OOM and Cgroups. How Cgroups could help OOM Killer do its job better.

Peter Dolding oiaohm at gmail.com
Wed Apr 6 17:36:40 PDT 2011


I don't have the skill to implement this.    But I have been thinking about
the problem.  I have come up with a plan that could remove lot of the issues
OOM can cause and how  CGROUPS can stop it.  To me it makes sense.

Memory.oom_control provides
oom_kill_disable
and under_oom already.

Problem is these are really not what you call fine grained enough.

I have not looked at oom_kill_disable but I would hope this would limit
applications using oom_kill_disable only to be able to allocate as much
memory as the computer has.  If not this could be a nasty bug.  Over commit
and a process that cannot be killed by OOM is a really bad thing.

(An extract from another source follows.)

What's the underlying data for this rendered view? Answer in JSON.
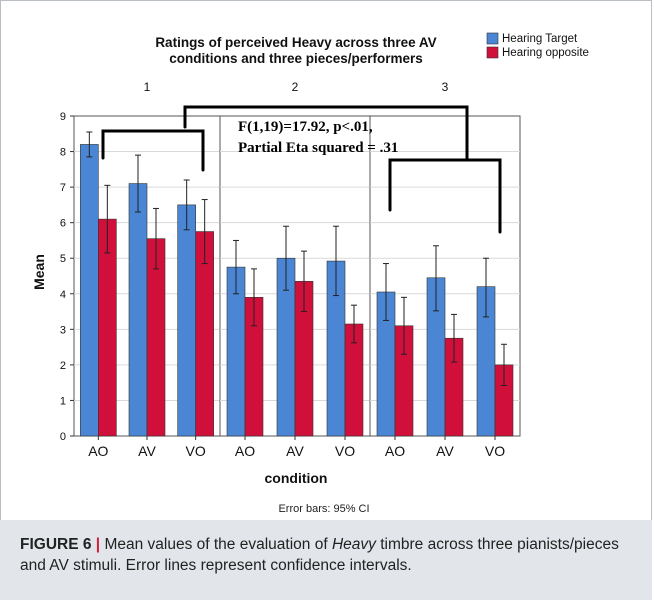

Really oom_control needs a oom selection order.

Basic description
memory.oom_order
This is the order of preference this cgroup will see the oom killer.  0
being default and last to be oom killed.    Highest numbers first.   So a
cgroup marked 2 will be have applications terminated before a cgroup marked
1  and 1 applications will be terminated before those marked 0.   Also I
would restrict oom disable setting only to oom_order number 0.  This allows
users and distributions to have full control over what order application
groups disappear.  This also removes the random shot gun like effect OOM
killer can have without requiring per application tweaking or basically
blocking the OOM Killer from being able to work.  Since less critical
processes should go first less risk of system issues.

Yes I find it strange applications have a preference order to be killed
assigned but cgroup does not have one at this stage.

 Also I would consider making everything at oom_order 0 unable to
over-commit memory since it is what should work no matter what.  This would
be a change from past but no different to if system admin had turned
over-commit off system wide.   So allowing over-commit to be turned on
selectively group by group by raising the groups order.  Effect also putting
the applications using over-commit up to be taken out by the oom killer
first to save the applications that did not over-commit that are critical to
system operations.

This way adding this flag does not cause any backwards compatibility issues
since not changing it the system acts exactly how it use to.

Next is oom termination style. under_oom might be able to take these flags.

Some cases inside a cgroup you will not want the oom cherry picking.  Since
by cherry picking a task oom kills may be just restarted so returning you to
another oom event.  So a flag to say to the oom killer if you need memory
terminate everything in this cgroup at once.  This maybe able to speed up
oom killer getting back memory as well.  That a cgroup has been terminated
this way a message would have to remain for systemd and the like to know
why.  So an attempt at restarting the cgroup is not done while resources are
low.

At this stage as far I know you cannot assign a decanted swapfile to a
cgroup so having the option to suspend a cgroup to disk in case of large
memory pressure or cpu pressure automatically could not be done.

These setting combined with systemd should be able to make unplanned OOM
events less common.  Hopefully a never event.